Using Multiple Pipelines

When a database contains very wide tables, the Oracle CDC Client origin requires more time to read the change data and to parse SQL queries due to the large amounts of information it now has to process. Note that reading the change data is bound by I/O constraints while parsing the SQL queries is bound by CPU constraints.

Redo logs can switch quite frequently. If it takes longer to read the change data and parse the SQL queries than it does for the redo logs to switch, data is lost.

One solution is to use the SQL Parser processor and multiple pipelines. The first pipeline contains the origin and an intermediate endpoint, like a local file system or Kafka.
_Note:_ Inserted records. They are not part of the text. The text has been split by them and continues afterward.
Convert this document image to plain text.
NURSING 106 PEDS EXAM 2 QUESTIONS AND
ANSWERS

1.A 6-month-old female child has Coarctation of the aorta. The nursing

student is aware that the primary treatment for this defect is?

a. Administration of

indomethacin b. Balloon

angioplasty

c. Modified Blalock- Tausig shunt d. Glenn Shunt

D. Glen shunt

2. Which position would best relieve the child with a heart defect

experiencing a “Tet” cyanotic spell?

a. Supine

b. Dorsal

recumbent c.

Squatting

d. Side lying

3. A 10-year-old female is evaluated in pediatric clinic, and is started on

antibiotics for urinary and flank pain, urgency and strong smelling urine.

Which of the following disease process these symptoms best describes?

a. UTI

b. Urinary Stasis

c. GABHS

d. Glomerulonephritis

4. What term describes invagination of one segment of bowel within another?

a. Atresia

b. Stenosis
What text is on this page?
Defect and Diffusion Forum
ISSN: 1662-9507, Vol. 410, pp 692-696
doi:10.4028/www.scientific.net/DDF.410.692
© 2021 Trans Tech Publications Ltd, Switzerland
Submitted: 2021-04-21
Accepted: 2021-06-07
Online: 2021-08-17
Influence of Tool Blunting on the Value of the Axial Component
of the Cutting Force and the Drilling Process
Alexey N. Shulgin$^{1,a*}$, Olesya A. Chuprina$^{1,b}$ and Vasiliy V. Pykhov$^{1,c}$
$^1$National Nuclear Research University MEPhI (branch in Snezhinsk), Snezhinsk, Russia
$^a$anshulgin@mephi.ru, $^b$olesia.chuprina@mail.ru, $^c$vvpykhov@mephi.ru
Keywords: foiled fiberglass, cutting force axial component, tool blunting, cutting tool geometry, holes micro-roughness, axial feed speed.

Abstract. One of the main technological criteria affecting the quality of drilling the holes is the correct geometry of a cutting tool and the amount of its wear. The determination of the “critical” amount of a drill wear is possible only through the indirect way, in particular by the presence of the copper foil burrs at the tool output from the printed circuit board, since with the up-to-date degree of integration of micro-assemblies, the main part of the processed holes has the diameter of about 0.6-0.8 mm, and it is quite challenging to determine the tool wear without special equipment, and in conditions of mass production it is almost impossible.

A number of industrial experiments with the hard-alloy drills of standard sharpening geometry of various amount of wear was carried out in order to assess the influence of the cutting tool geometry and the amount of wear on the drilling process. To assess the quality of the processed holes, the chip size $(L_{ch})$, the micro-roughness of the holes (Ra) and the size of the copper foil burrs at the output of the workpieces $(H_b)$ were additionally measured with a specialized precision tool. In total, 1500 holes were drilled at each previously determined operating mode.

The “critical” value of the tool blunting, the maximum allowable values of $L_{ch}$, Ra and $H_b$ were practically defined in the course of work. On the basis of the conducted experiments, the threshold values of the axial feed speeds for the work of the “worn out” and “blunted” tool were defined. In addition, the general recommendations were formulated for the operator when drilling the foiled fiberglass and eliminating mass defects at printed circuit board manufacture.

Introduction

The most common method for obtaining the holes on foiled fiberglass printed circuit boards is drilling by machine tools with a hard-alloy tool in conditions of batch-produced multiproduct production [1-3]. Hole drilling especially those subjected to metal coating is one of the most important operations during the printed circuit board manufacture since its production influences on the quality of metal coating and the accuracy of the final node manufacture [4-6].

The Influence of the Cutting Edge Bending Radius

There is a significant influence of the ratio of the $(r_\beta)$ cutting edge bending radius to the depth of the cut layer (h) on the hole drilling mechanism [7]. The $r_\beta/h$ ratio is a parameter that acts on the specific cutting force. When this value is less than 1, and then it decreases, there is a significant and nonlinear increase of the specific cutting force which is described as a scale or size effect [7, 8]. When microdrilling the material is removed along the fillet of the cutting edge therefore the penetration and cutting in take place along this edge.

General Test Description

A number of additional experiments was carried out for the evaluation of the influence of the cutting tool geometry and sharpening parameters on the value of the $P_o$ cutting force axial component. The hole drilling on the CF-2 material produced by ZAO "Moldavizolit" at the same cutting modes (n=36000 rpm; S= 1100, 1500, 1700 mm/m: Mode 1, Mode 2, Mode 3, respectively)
Configure the origin to not parse SQL queries by clearing the Parse SQL Query property. The second pipeline passes records from the intermediate endpoint to the SQL Parser to parse the SQL query and to update the fields.

The reason for multiple pipelines is that pipelines are synchronous by default. If the Oracle CDC Client origin and the SQL Parser processor are in the same pipeline, the origin reads data only after the pipeline completes processing the previous batch. This results in the same problem where redo logs can switch before the pipeline finishes processing the data.

Using an intermediate endpoint makes the pipeline asynchronous. Meaning, one pipeline can process a batch independent of the other. Using this approach, the origin can read the redo logs without waiting for the SQL Parser to finish and therefore no data is lost.